[konversasi pukul dua belas]

819 64 5
                                    

[konversasi pukul dua belas]

agaknya saya keliru,
atau mungkin berhalusinasi,
sebab saya temui pesan tuan,
tepat pukul dua belas dini hari,
ada apa gerangan?

saya balas pesan singkatmu,
seraya menerka-nerka,
mengapa kembali mengabari,
setelah memilih tak berkabar?
ada apa gerangan?

pesanmu kembali hadir,
ujarmu;bisa teleponnya diangkat?
ego saya memberontak;
jangan ujarnya, tuan hanya bermain,
namun sayang, rindu berkelakar;
tidak perlu berlagak munafik, angkat saja!
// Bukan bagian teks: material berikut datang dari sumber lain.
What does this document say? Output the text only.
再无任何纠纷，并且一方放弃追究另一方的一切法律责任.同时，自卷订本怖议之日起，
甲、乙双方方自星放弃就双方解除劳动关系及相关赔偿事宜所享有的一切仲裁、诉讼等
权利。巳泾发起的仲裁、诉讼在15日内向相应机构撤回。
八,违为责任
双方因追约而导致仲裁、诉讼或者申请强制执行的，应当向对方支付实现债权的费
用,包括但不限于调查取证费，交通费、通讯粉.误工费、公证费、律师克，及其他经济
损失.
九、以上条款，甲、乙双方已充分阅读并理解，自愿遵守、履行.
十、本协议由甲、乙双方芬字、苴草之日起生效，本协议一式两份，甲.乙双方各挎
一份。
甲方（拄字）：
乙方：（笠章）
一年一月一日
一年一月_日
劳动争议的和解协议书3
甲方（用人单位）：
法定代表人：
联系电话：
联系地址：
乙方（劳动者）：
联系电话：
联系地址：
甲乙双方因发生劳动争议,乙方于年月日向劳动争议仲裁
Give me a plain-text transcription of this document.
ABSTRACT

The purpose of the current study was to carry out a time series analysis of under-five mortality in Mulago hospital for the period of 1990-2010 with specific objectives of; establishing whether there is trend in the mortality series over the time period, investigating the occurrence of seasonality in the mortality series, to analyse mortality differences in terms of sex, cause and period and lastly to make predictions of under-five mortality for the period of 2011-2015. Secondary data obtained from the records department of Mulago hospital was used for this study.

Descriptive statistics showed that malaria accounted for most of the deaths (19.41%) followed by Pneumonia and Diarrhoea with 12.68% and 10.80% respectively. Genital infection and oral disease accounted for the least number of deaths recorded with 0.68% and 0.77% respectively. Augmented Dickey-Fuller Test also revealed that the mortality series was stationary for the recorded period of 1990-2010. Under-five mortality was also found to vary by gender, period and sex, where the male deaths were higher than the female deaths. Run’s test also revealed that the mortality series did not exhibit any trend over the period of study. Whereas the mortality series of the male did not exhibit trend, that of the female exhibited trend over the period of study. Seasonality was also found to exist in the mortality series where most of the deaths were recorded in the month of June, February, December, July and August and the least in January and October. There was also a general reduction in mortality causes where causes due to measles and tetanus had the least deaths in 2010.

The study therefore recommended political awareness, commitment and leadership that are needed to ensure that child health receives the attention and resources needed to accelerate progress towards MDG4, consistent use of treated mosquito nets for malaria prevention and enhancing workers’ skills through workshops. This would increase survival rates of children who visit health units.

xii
ya, tidak perlu berlagak munafik,
saya memang merindu pada tuan,
saya lekas mengangkatnya,
resah hinggap, merasa tak nyaman,

tuan bertanya kabar saya,
apa kamu baik-baik saja?
bimbang, ingin menjawab apa,
sebab saya tidaklah baik-baik saja,
tuan pergi, berkelana entah kemana,
lalu kembali, seolah tiada terjadi apa-apa,
tuan teramat tidak tahu diri, ya?

tuan ajak saya mengenang,
akan semesta yang mencipta temu,
tentang afeksi yang hadir antara kita,
tentang komitmen yang dahulu tercipta,
saya bertanya, kenapa kembali membahas?
jawabnya, tidak tahu, saya hanya mengenang,

saya masih tidak tahu,
atas dasar kembalinya tuan,
entah hanya untuk menyapa,
atau berniat kembali lagi,
saya enggan mencari tahu,

tuan kembali berujar,
maaf telah raib, ujarnya,
saya balas, ya tidak apa-apa,
selepasnya, sunyi merajai kita,
sadarku, sekat telah memutus kita,

Alina, tuan memanggil saya,
pernah mengenalmu ialah anugerah,
pernah mencintaimu ialah bahagia,
pernah membagi kisah denganmu ialah keberuntungan,
ujarnya entah di belahan bumi mana,

saya menghela napas,
seraya berkata, ada apa sebenarnya,
tuan menghela napas pula,
ah, maaf telah mengulur waktu,
saya hanya bimbang membicarakannya,
ujar tuan resah, begitu pula saya.

sunyi kembali merajai,
lalu ia kembali menghela napas,
Alina, kita sudahi saja, ya?
saya membisu, seraya mengucap doa,
semoga ini hanyalah bunga tidur,

Alina, kamu mendengarku?
tanyanya khawatir,
saya menjawab, iya saya dengar,
ia melanjutkan, maaf telah melukaimu,
tetapi saya hanya ingin melanggas,

saya tertawa sumbang,
seraya menjawab
kamu seharusnya tidak berbohong,
saya tahu kamu tidaklah melanggas,
tetapi telah kau temui muara barumu,
saya jelas paham akan itu,
ia adalah tujuan kelanamu, tuan.

tuan membisu,
sedang saya membiru,

tuan berujar lirih,
Maafkan saya, Alina.

selepasnya, saya matikan teleponnya,
lalu menangis, bersama lara yang berpesta.